Beş yaşındayken bir yıl süreyle ritmik jimnastik yaptım. Bu sporu yaparken mutlu olmadığımı gören antrenörüm beni Fenerbahçe Spor Kulübü’nün artistik yüzme antrenörüne yönlendirdi. Buraya gittiğimde henüz yüzme dahi bilmiyordum. Deneme antrenmanında vücut esnekliğimin bu spora uygun olduğunu söylediler ve bu şekilde başlamış oldum. Sonra çok kısa bir zaman içinde yüzmenin temel stillerini öğrendim.

 

– Antrenmanların ve okul hayatındaki denge nasıl ilerliyor?
Haftada her gün (bazı günler çift olacak şekilde) antrenman yapıyorum. Genelde bu antrenmanlar okulun hemen sonrasında başlıyor. Ancak yarışlar öncesinde antrenmanlarım aşırı çoğalıyor. Bu durumda bazı günler okulumu ve derslerimi kaçırabiliyorum. Sonrasında, telafi etmek için okulda etütlere katılıp eksiklerimi kapatıyorum. Şunu da söylemeliyim ki okulum, milli görev öncesi bana bu konuda çok destek oluyor.

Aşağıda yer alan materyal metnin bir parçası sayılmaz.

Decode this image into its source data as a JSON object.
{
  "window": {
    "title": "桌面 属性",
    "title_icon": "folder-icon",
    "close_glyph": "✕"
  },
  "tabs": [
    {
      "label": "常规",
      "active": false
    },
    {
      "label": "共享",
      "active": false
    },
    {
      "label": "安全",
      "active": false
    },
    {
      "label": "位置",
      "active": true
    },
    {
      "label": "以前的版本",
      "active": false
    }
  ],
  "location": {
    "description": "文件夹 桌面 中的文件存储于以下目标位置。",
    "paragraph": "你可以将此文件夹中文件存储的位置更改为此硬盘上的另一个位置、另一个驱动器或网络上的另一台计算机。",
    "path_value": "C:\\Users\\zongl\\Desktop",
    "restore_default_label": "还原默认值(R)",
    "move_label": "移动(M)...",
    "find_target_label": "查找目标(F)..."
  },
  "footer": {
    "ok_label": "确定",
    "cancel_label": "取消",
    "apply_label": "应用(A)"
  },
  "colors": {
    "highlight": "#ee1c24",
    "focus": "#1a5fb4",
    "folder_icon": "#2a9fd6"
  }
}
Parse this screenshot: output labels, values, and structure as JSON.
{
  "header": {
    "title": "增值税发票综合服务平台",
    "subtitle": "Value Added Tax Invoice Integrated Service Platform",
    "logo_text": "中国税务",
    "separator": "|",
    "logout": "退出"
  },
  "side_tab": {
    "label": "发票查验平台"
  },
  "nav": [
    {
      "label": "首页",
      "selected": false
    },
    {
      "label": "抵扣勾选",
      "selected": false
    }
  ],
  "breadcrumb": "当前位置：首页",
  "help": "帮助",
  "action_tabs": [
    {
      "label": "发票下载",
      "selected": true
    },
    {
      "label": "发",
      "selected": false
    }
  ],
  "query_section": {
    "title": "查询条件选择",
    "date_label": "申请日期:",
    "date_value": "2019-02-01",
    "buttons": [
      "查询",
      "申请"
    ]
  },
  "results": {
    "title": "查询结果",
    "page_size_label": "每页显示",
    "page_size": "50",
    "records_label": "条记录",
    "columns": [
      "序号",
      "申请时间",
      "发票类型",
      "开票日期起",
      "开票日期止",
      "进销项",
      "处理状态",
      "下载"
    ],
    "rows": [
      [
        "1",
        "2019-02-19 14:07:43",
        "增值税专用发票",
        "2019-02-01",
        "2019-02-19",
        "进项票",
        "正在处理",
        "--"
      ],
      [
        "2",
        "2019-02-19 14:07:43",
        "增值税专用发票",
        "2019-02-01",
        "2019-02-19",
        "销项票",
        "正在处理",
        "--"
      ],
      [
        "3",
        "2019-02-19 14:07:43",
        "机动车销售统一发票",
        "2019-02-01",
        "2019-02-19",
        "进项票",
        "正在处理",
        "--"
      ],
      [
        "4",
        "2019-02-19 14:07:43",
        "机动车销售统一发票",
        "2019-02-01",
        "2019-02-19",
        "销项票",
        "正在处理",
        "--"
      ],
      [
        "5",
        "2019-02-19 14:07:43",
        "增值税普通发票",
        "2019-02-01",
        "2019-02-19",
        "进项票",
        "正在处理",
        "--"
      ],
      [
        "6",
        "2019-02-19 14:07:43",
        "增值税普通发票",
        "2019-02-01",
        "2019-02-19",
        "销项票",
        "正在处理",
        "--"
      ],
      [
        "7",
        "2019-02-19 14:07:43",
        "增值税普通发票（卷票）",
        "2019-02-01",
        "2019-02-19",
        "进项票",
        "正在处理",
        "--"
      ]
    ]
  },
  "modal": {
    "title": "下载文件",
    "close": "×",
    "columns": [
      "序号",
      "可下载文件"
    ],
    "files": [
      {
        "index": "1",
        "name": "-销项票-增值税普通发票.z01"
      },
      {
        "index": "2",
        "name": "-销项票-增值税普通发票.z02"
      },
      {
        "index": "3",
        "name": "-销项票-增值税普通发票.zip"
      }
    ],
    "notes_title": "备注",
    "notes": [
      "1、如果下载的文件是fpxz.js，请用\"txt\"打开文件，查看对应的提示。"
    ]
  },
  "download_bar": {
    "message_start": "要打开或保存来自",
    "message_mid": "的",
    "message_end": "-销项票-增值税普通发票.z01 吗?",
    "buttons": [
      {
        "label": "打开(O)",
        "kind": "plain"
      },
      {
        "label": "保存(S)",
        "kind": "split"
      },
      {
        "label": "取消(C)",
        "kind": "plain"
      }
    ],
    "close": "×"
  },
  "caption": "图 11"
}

– Aileden ve antrenöründen aldığın destekler için neler söyleyebilirsin?
Ailem, özellikle, annem benim en büyük destekçim, yardımcım. Antrenmanlara zamanında yetişmek, antrenman aralarında beslenmem çoğunlukla ailemin desteğiyle sorunsuz hale geliyor. Antrenörüm Laçin Kökçay benim bu başarıları elde etmemde en önemli faktörlerin başında geliyor. Havuzda bana verdiği teknik eğitimlerin ötesinde, havuz dışında da beni motive eden ve benim için bir antrenörden çok daha fazlası olan bir kişi.

– Büyüme çağında bir genç olarak spor kariyerinde gerçekleştirdiğin başarılara dönüp bakıyor musun?
Tabii ki bakıyorum, başlangıçtan bu yana katettiğim yol çok uzun ama benim için daha gidilecek çok yol var. Gelecekte ulaşmayı istediğim hedeflerim beni çok heyecanlandırıyor.

– Çevrendeki tepkileri paylaşmak ister misin? Okulda arkadaşların sınavlarla uğraşırken sen bir yandan organizasyonlarda ülkemizi temsil ediyorsun…
Evet, okulda sınav haftası yaklaştığında arkadaşlarım sadece sınavları düşünürken ben sınavların yanında yarışları ve antrenmanları da düşünüyor oluyorum. Arkadaşlarım şaşırıyor çoğunlukla beni anlamıyorlar. Okul sonrası buluşmalara antrenmanlarımdan dolayı katılamıyorum, bu da onlara çok garip geliyor. Ama benim için yaptığım spor her şeyden daha önemli.

 

 

– Temmuz ayında Japonya’da gerçekleşen Dünya Şampiyonası’nda ilk 10’a girmenin kendi spor hayatındaki geleceğine dair etkisi?
Türkiye’nin artistik yüzme sporu solo kategorisi tarihinde daha önce hiçbir Dünya veya Avrupa Şampiyonası’nda finale kalınmamıştı. Başka bir deyişle Japonya’daki bu final başarısı ülkemiz sporu için bir ilkti. Bu başarıyla diğer ülkelerin ve spor otoritelerinin dikkatleri bir anda ülkemizin üzerine çevrildi. Bundan sonra büyük başarıların ülkemiz için bir hayal olmayacağını herkese göstermiş olduk. Japonya’daki yarışlardan kısa bir süre sonra gittiğim Funchal/Portekiz Avrupa Gençler Şampiyonası’nda solo kategorisinde 5. olarak final yüzme hakkı kazandım. Bu sonuçla, Japonya’daki başarımın da tesadüf olmadığını herkese göstermiş oldum. Şimdi eminim ki, bu final başarıları ile ülkemizin bu spordaki değeri ve yeni başarılar elde etme olasılığı arttı.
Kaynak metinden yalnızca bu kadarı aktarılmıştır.